It’s a bit like having the neighbours from hell not just move into the neighbourhood but set up home on your front lawn. Whatever you want to do, they’ll be right there staring back at you.
That’s the feeling the Sovereign Foods board is going to have to get used to for the next 10 months or so — unless someone has a plan that hasn’t yet seen the light of day.
The most puzzling thing about the latest drama in the long drawn-out saga of Country Bird Holdings (CBH ) versus Sovereign is how CBH could have allowed Sovereign to win such an easy victory at the takeover regulation panel.
Most parties making a conditional offer reserve the right to waive the conditions. CBH didn’t when it made its bid for Sovereign. And because it didn’t, it cannot take its stake to 35% until after September 13 2017.

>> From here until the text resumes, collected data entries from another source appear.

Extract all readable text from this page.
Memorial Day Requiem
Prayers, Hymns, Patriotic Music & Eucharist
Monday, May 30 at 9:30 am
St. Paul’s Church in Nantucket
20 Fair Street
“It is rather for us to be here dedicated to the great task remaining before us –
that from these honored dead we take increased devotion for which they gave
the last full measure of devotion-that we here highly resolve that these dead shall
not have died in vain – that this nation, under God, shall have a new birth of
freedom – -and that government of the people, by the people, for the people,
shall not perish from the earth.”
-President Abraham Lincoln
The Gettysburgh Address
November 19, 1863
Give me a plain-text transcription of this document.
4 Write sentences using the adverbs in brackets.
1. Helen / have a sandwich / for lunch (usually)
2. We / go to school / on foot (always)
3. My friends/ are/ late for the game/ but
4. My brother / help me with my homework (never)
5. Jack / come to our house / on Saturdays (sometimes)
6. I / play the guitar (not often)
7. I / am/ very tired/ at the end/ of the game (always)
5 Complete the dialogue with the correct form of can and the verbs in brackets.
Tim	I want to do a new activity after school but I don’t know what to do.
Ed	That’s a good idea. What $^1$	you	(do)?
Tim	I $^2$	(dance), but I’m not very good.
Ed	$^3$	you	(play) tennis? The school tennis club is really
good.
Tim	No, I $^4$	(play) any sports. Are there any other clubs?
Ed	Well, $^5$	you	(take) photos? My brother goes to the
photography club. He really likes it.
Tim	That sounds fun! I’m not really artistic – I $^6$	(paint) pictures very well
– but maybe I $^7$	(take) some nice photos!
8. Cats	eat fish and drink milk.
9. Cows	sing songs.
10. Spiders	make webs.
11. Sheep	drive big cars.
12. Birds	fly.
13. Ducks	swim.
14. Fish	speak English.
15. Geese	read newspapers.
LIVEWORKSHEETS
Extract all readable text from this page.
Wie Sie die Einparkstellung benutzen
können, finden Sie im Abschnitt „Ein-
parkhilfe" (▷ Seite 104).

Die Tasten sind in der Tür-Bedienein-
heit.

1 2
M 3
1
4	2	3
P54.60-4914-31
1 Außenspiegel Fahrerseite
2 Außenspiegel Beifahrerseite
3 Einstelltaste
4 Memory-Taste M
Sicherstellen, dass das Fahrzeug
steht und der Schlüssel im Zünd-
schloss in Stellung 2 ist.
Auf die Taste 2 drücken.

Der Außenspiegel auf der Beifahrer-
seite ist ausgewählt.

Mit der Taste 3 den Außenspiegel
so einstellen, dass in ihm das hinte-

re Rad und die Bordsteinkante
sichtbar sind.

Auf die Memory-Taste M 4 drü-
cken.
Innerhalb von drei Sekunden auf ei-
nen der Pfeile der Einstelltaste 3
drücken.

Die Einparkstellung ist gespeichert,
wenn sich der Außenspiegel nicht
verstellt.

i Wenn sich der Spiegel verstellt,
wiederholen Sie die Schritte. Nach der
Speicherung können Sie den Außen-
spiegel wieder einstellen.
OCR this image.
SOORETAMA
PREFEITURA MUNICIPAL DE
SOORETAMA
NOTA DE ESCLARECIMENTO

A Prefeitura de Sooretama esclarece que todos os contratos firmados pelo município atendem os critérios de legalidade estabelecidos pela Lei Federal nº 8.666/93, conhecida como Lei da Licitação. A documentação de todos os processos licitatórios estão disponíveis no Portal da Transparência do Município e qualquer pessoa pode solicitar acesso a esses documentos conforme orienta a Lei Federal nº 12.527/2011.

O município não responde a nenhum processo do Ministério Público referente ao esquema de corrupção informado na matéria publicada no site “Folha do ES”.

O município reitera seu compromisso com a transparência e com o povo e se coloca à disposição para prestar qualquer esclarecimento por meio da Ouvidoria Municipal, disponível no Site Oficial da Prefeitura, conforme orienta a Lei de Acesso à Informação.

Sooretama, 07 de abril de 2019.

Following the panel’s ruling that CBH’s 900c/share offer lapsed (when it waived its acceptance condition) Sovereign is now sitting with a fairly hostile shareholder that has a 34.1% stake. That stake is large enough to prevent Sovereign from doing anything meaningful, or at least anything that would require a special resolution; most meaningful corporate moves require a special resolution.
According to CBH, which launched its offer in early July, its CEO and chairman have tried to make nice with their Sovereign counterparts, but to no avail.
Its offer was conditional on Sovereign not implementing its controversial BEE scheme and on the approval of the competition authorities. Critically, CBH also stated the offer was subject to it receiving a minimum of 50% plus one of the shares. On September 13, when it had built up a 34.1% stake (with an additional 13.4% offered and awaiting completion of the deal), CBH announced it was waiving the minimum acceptance condition. Essentially, it would accept unconditionally whatever shares it was offered, including the 13.4%.
Sovereign’s legal team, which has scored tens of millions of rand in fees from all the goings-on of the past year, was quick to pounce. You can’t just waive conditions like that, they said as they rushed off to the panel for a ruling. And, said the panel, they were absolutely right. It’s against the Companies Act and the regulations. As a result of their unilateral waiving, the 900c offer has lapsed.
This means that the 200 Sovereign shareholders holding the 13.4% no longer have a deal to sell to CBH at 900c.
As Sovereign said in its Sens announcement, these shareholders "are entitled to freely trade in their shares with immediate effect".
That news is unlikely to thrill them. Since the panel’s announcement the share has slumped from 919c to 710c, the level it was at before CBH made its offer.
Making it all a little murkier is the last-minute decision by Prudential Investment Managers, which owns 22% of Sovereign, to write to the panel in support of Sovereign and urge it to declare that the offer had lapsed. The letter was signed by Prudential head of equity Chris Wood, who happens to own 825,000 Sovereign shares in his own right. Ahead of the panel’s decision Wood’s stake was worth R7.5m; it’s now worth R5.8m.
Can it be the Sovereign board and Prudential have some plan that values the company at a lot more than CBH was offering?